Whole community helps smokers quit
Tasmanian has the second highest smoking rate in Australia, behind the Northern Territory, and there are more shops per capita selling tobacco products in regional and rural areas than in urban areas.
Tasmania’s Drug Education Network (DEN) is managing the pilot project in the Glamorgan Spring Bay council area and hopes to eventually expand to others.
DEN educator Marion Hale hoped involving local pharmacies and businesses would help the project to succeed.

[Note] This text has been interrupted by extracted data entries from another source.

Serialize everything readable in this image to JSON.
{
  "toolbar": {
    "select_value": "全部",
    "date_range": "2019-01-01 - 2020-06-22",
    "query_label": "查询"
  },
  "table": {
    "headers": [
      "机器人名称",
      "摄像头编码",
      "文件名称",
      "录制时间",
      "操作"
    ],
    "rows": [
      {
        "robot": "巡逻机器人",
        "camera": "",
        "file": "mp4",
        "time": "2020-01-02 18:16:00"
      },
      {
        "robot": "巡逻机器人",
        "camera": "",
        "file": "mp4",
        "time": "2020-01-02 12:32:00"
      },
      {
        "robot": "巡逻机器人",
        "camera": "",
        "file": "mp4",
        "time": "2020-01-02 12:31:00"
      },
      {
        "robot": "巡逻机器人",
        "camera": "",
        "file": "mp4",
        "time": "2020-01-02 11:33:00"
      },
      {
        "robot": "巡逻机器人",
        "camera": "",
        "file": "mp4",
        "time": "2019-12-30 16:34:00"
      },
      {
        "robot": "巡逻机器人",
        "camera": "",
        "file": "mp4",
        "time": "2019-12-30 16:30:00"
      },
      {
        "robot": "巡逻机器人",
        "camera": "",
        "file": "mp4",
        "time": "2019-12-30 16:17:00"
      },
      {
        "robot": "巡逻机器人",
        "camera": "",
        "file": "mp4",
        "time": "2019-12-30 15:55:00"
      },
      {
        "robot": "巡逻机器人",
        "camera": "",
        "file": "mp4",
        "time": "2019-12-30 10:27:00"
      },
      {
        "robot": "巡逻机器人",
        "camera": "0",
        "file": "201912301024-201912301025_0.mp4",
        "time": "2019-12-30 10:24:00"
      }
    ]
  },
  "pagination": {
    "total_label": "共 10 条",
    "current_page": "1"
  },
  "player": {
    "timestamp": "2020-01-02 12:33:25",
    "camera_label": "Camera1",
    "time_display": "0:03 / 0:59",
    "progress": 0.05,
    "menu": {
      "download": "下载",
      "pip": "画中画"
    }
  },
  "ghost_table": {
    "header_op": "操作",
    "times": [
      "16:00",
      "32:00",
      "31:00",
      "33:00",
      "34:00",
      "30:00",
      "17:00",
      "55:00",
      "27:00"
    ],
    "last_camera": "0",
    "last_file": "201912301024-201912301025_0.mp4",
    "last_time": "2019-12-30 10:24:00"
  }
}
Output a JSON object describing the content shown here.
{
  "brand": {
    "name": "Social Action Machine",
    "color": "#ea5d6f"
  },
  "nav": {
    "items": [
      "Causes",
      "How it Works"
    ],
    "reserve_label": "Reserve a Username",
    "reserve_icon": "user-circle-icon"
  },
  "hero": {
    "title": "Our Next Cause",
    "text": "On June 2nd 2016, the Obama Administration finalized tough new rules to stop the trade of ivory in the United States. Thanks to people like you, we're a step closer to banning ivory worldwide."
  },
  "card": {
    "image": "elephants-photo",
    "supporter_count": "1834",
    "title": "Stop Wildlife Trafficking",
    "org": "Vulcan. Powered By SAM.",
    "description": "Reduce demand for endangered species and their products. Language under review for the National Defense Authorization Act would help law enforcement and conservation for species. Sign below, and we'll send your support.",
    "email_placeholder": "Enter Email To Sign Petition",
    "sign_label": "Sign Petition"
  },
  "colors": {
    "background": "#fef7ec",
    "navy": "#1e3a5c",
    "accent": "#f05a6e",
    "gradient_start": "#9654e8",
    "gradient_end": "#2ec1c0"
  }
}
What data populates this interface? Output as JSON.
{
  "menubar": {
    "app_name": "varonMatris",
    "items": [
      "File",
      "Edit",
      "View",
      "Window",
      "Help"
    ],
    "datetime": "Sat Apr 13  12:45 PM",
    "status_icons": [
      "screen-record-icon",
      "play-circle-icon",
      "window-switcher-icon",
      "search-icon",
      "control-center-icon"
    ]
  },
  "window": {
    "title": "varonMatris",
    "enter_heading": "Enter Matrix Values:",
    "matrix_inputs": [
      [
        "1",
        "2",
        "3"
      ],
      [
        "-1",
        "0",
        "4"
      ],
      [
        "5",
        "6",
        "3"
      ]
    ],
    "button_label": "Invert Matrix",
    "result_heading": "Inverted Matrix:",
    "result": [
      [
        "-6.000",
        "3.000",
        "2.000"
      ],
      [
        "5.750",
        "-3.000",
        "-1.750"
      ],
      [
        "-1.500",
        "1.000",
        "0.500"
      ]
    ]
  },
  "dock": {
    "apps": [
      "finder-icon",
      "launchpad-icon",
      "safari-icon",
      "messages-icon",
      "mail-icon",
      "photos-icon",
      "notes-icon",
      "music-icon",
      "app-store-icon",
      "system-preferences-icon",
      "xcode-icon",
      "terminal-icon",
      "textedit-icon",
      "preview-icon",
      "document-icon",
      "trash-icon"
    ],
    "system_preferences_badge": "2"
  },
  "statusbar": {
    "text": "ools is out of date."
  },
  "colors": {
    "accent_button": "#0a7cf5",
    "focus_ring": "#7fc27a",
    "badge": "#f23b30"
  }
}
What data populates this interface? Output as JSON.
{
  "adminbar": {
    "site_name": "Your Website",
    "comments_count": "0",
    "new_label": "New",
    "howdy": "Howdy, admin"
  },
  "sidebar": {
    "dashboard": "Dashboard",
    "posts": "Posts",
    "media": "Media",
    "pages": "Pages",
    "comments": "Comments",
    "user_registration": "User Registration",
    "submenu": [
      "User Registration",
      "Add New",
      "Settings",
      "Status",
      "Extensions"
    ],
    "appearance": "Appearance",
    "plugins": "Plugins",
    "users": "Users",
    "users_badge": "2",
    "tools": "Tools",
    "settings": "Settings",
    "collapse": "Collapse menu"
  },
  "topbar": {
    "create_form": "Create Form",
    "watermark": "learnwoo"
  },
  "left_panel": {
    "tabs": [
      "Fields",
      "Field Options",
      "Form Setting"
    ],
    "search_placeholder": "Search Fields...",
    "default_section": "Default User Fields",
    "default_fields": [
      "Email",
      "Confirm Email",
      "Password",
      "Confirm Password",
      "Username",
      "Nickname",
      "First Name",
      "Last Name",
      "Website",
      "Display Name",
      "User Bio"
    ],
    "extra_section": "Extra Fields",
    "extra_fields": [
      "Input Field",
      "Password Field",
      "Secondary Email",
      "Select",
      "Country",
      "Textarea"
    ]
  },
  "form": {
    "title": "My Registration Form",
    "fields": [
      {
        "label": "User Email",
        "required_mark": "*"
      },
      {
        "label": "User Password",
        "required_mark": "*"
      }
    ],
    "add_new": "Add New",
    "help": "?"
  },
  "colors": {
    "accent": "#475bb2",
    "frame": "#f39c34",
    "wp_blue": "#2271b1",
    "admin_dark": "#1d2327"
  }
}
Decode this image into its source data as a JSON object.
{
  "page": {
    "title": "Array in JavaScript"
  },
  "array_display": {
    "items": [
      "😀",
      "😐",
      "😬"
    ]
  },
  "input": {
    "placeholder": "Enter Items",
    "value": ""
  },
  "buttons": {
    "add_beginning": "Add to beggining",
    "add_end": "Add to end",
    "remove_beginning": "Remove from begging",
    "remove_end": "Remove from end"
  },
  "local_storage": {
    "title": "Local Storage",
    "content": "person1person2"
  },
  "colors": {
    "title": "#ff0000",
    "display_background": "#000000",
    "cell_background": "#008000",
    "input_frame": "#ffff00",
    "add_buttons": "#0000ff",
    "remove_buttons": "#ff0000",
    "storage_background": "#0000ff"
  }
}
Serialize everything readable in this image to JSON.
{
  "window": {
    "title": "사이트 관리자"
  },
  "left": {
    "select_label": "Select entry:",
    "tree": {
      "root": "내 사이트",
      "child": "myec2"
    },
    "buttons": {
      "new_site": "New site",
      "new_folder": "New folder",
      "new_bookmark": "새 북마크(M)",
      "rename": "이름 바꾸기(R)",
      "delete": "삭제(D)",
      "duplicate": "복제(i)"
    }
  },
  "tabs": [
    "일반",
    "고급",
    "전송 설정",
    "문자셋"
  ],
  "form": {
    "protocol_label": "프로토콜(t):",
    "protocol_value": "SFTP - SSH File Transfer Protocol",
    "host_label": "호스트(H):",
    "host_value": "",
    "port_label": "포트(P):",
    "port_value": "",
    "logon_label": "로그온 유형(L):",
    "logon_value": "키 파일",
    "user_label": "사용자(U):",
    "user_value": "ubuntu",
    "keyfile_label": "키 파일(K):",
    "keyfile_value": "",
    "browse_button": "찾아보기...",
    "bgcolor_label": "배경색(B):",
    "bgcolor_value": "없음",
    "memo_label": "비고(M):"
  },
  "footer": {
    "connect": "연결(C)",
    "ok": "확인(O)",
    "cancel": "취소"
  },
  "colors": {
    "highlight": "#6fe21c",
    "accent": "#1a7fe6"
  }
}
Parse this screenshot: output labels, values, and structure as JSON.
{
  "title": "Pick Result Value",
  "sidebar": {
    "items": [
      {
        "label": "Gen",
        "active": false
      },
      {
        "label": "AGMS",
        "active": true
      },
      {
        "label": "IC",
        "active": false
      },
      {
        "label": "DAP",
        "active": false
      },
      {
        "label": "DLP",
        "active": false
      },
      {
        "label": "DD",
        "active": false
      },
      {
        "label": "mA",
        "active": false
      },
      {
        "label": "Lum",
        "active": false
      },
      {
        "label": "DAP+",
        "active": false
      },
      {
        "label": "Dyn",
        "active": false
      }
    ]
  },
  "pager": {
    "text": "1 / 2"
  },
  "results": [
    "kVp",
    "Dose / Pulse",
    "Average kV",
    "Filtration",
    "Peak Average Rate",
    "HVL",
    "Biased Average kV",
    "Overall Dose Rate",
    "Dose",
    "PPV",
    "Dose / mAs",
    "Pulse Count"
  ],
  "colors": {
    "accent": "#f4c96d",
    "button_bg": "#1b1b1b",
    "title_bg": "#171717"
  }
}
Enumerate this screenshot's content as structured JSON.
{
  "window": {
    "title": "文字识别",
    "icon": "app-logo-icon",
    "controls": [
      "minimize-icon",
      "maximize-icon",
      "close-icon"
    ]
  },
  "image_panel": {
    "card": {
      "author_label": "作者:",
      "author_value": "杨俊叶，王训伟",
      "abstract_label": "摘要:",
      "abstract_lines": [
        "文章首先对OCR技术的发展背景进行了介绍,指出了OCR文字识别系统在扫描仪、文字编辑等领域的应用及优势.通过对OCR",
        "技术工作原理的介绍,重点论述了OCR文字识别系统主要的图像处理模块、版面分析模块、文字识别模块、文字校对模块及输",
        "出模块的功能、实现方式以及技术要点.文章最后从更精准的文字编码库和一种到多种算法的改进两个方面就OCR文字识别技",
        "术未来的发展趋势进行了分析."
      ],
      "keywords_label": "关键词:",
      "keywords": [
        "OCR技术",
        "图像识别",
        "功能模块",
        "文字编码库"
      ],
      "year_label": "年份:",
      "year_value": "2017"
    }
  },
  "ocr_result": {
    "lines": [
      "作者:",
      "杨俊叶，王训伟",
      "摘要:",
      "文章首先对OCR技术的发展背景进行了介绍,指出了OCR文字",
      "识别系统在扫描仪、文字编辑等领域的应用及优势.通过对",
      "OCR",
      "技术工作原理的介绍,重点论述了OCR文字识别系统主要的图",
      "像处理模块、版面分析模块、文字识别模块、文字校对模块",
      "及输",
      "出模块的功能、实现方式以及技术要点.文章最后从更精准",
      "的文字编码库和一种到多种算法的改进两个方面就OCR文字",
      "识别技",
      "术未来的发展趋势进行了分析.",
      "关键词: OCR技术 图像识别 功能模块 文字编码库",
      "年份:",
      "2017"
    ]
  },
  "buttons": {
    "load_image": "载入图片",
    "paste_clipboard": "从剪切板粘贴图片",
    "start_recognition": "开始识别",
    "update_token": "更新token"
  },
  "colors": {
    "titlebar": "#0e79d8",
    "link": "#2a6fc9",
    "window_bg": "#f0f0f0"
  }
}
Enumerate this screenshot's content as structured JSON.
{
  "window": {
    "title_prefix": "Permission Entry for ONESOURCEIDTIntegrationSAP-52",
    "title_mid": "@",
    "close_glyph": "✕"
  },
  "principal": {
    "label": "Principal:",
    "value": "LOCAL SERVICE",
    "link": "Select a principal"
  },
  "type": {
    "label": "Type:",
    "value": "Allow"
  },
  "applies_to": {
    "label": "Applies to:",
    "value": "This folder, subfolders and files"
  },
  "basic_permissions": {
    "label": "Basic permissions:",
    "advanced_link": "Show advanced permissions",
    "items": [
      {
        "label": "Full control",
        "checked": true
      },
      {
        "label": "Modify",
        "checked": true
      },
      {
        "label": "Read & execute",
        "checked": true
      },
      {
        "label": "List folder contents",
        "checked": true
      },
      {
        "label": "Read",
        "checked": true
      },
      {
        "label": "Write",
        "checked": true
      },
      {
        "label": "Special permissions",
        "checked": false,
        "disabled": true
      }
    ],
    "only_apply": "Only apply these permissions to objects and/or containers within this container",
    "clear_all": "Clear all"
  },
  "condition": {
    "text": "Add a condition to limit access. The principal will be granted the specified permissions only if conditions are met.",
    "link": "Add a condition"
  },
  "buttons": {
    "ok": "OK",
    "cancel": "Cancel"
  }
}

“It’s really lovely to develop that approach to helping everyone in the community improve their health,” she said.
“People are going to get these vouchers, they’re going to spend them in the local business, so they’ll be getting support from all the people.
“There’ll be a pat on the back from people who know they’ve got the voucher because they’ve stopped smoking.”
Dr Frandsen also believed the extra encouragement and pressure from the community will help.
“[The participant] knows that, ‘Geeze, I’d better not relapse or take up smoking again because the whole community knows, and they’ve got my back and they want me to be successful’, so it creates a social contract that we can’t create in a lab setting,” she said.
Glamorgan Spring Bay Mayor Michael Kent said the project’s design would help keep money in the local economy.
“That will bring, obviously, more people into cafes around the municipality, and I’m sure the business community will be right behind it,” he said.
The Tobacco Free Communities pilot project is a partnership between the Drug Education Network, the University of Tasmania, the Royal Flying Doctors Service and Cancer Council Tasmania.
It is funded by a $25,000 Healthy Tasmania Community Innovations Grants from the Tasmanian Government.